With the bulls taking a little hiatus yesterday, we technically broke the six-day rally. Still, with the bears seemingly back in hibernation, the indexes merely drifted sideways the majority of the day. Both Congressional bodies busy expect some political news volatility as they move forward in the Trump trial and the 1.9 trillion dollar stimulus bill passage. Facing another big day of earnings data and the CPI numbers before the bell futures markets point to another bullish open. As we continue to extend the indexes, remember to take some profits.
Asian markets produced another bullish close overnight with modest gain across the board. However, European markets trade cautiously this morning with flat and mixed results. U.S. futures with the aroma of freshly printed stimulus money just about the corner, the bulls remain large and in charge. Still, don’t rule out the possibility of some wild price volatility as we digest all the earnings and economic news.
Economic Calendar
Earnings Calendar
On the hump day earnings calendar, we have just short of 100 companies reporting quarterly results. Notable reports include GM, IRBT, ELY, NLY, ARCC, BHF, BG, CDW, CINF, CME, KO, CXW, EFX, EQIX, EQR, EXEL, HP, IFF, IPG, IQV, KGC, MGM, ORLY, PAYC, PAG, SAVE, STAG, TEVA, TM, UBER, UAA, WU, WH, XPO, ZG, & ZMGA.
News & Technicals’
We broke a six-day rally yesterday with the bulls needing a little hiatus and, the bears showed no teeth as the index drifted mostly sideways. That said, stock pickers enjoyed nice rallies in more than enough stocks to make for a great trading day. With Senate occupied by the Trump trail and the House moving forward with the 1.9 Trillion dollar stimulus plan, it may be wise to keep an eye on the political news as it could create some price volatility. As President Biden pushes for herd immunity, anti-vaccine protesters could derail or delay efforts to combat the pandemic. The J&J CEO is now suggesting that people may need annual Covid vaccine short for several years. If true, we have a long way to go before returning to normal in light of virus new variants. Ugg!

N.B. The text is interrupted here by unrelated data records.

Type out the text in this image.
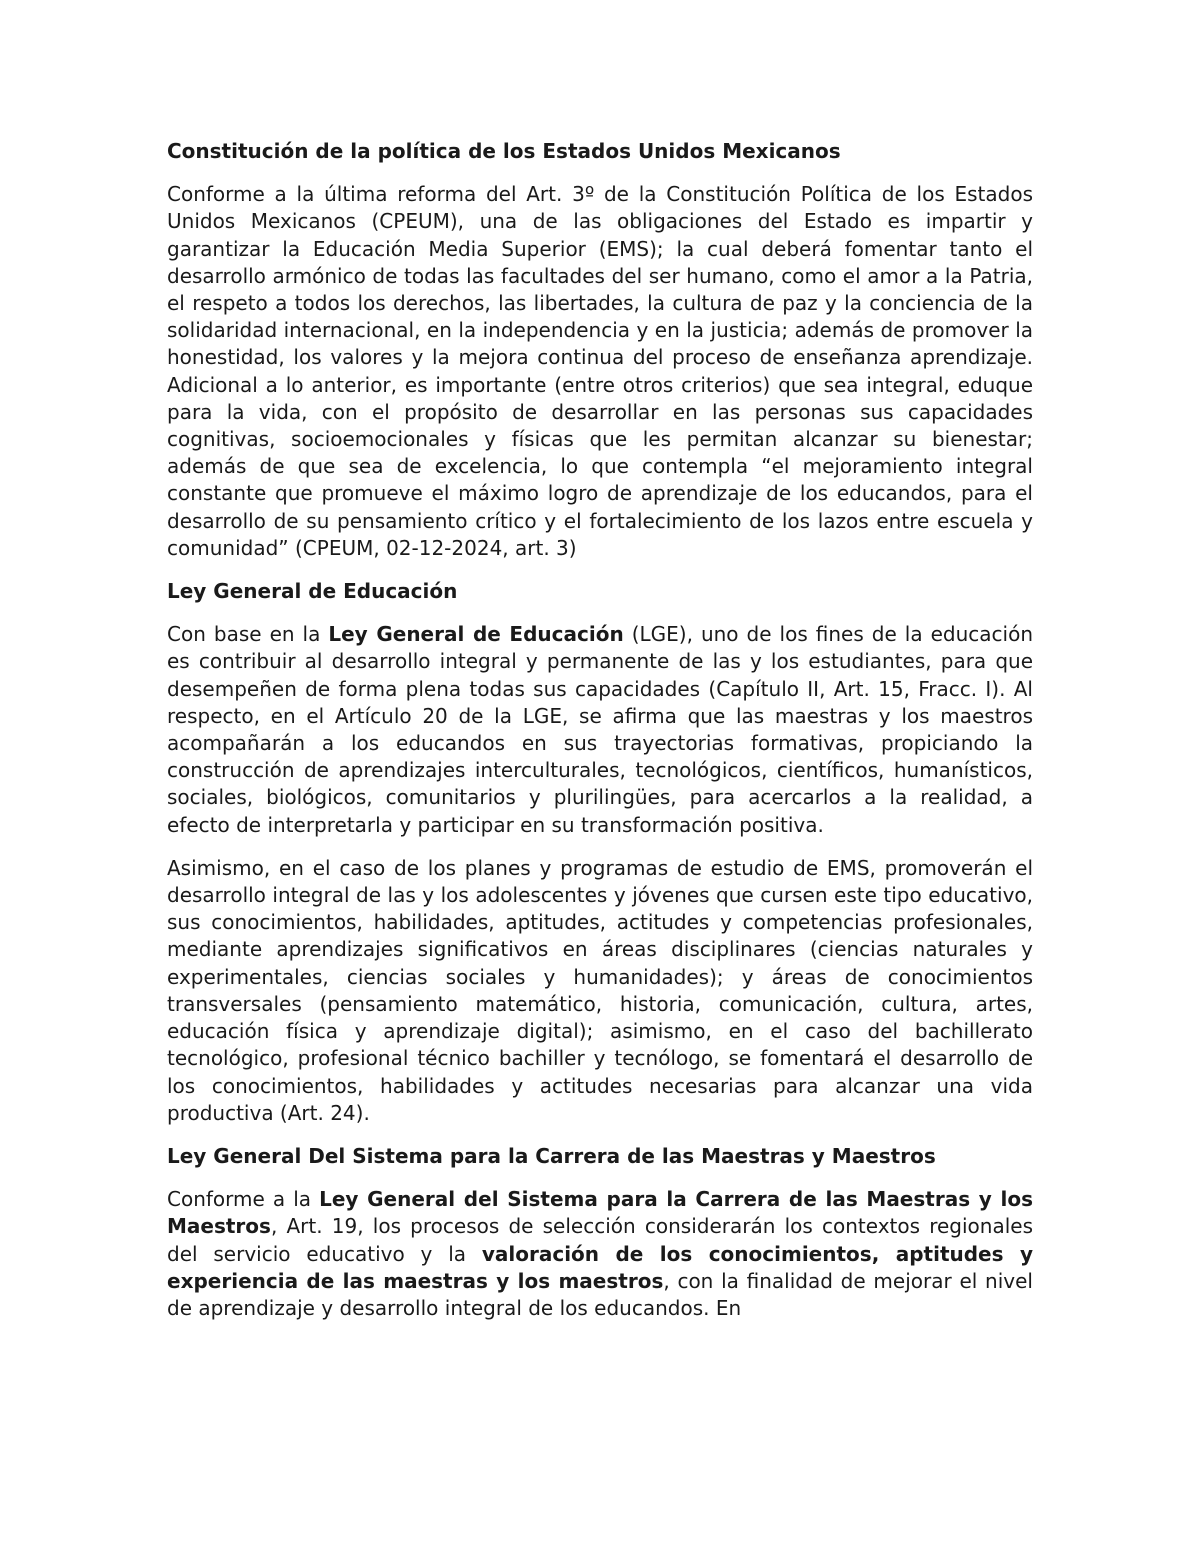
Constitución de la política de los Estados Unidos Mexicanos

Conforme a la última reforma del Art. 3º de la Constitución Política de los Estados Unidos Mexicanos (CPEUM), una de las obligaciones del Estado es impartir y garantizar la Educación Media Superior (EMS); la cual deberá fomentar tanto el desarrollo armónico de todas las facultades del ser humano, como el amor a la Patria, el respeto a todos los derechos, las libertades, la cultura de paz y la conciencia de la solidaridad internacional, en la independencia y en la justicia; además de promover la honestidad, los valores y la mejora continua del proceso de enseñanza aprendizaje. Adicional a lo anterior, es importante (entre otros criterios) que sea integral, eduque para la vida, con el propósito de desarrollar en las personas sus capacidades cognitivas, socioemocionales y físicas que les permitan alcanzar su bienestar; además de que sea de excelencia, lo que contempla “el mejoramiento integral constante que promueve el máximo logro de aprendizaje de los educandos, para el desarrollo de su pensamiento crítico y el fortalecimiento de los lazos entre escuela y comunidad” (CPEUM, 02-12-2024, art. 3)

Ley General de Educación

Con base en la Ley General de Educación (LGE), uno de los fines de la educación es contribuir al desarrollo integral y permanente de las y los estudiantes, para que desempeñen de forma plena todas sus capacidades (Capítulo II, Art. 15, Fracc. I). Al respecto, en el Artículo 20 de la LGE, se afirma que las maestras y los maestros acompañarán a los educandos en sus trayectorias formativas, propiciando la construcción de aprendizajes interculturales, tecnológicos, científicos, humanísticos, sociales, biológicos, comunitarios y plurilingües, para acercarlos a la realidad, a efecto de interpretarla y participar en su transformación positiva.

Asimismo, en el caso de los planes y programas de estudio de EMS, promoverán el desarrollo integral de las y los adolescentes y jóvenes que cursen este tipo educativo, sus conocimientos, habilidades, aptitudes, actitudes y competencias profesionales, mediante aprendizajes significativos en áreas disciplinares (ciencias naturales y experimentales, ciencias sociales y humanidades); y áreas de conocimientos transversales (pensamiento matemático, historia, comunicación, cultura, artes, educación física y aprendizaje digital); asimismo, en el caso del bachillerato tecnológico, profesional técnico bachiller y tecnólogo, se fomentará el desarrollo de los conocimientos, habilidades y actitudes necesarias para alcanzar una vida productiva (Art. 24).

Ley General Del Sistema para la Carrera de las Maestras y Maestros

Conforme a la Ley General del Sistema para la Carrera de las Maestras y los Maestros, Art. 19, los procesos de selección considerarán los contextos regionales del servicio educativo y la valoración de los conocimientos, aptitudes y experiencia de las maestras y los maestros, con la finalidad de mejorar el nivel de aprendizaje y desarrollo integral de los educandos. En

Technically speaking, index trends remain bullish, albeit a little stretched in the short-term, but with another round of stimulus checks around the corner, it could stay that way. I know there is a lot of talk in the market about the possibility of a significant correction that could begin at any time. Though that may be correct, as traders, the best we can do is stay with and benefit from the wild enthusiasm as long as it lasts. However, we should avoid overtrading, chasing already extended stocks, and avoid the greed that often gets in the way of making profits. Remember, consistently profitable traders must get comfortable with taking profits consistently.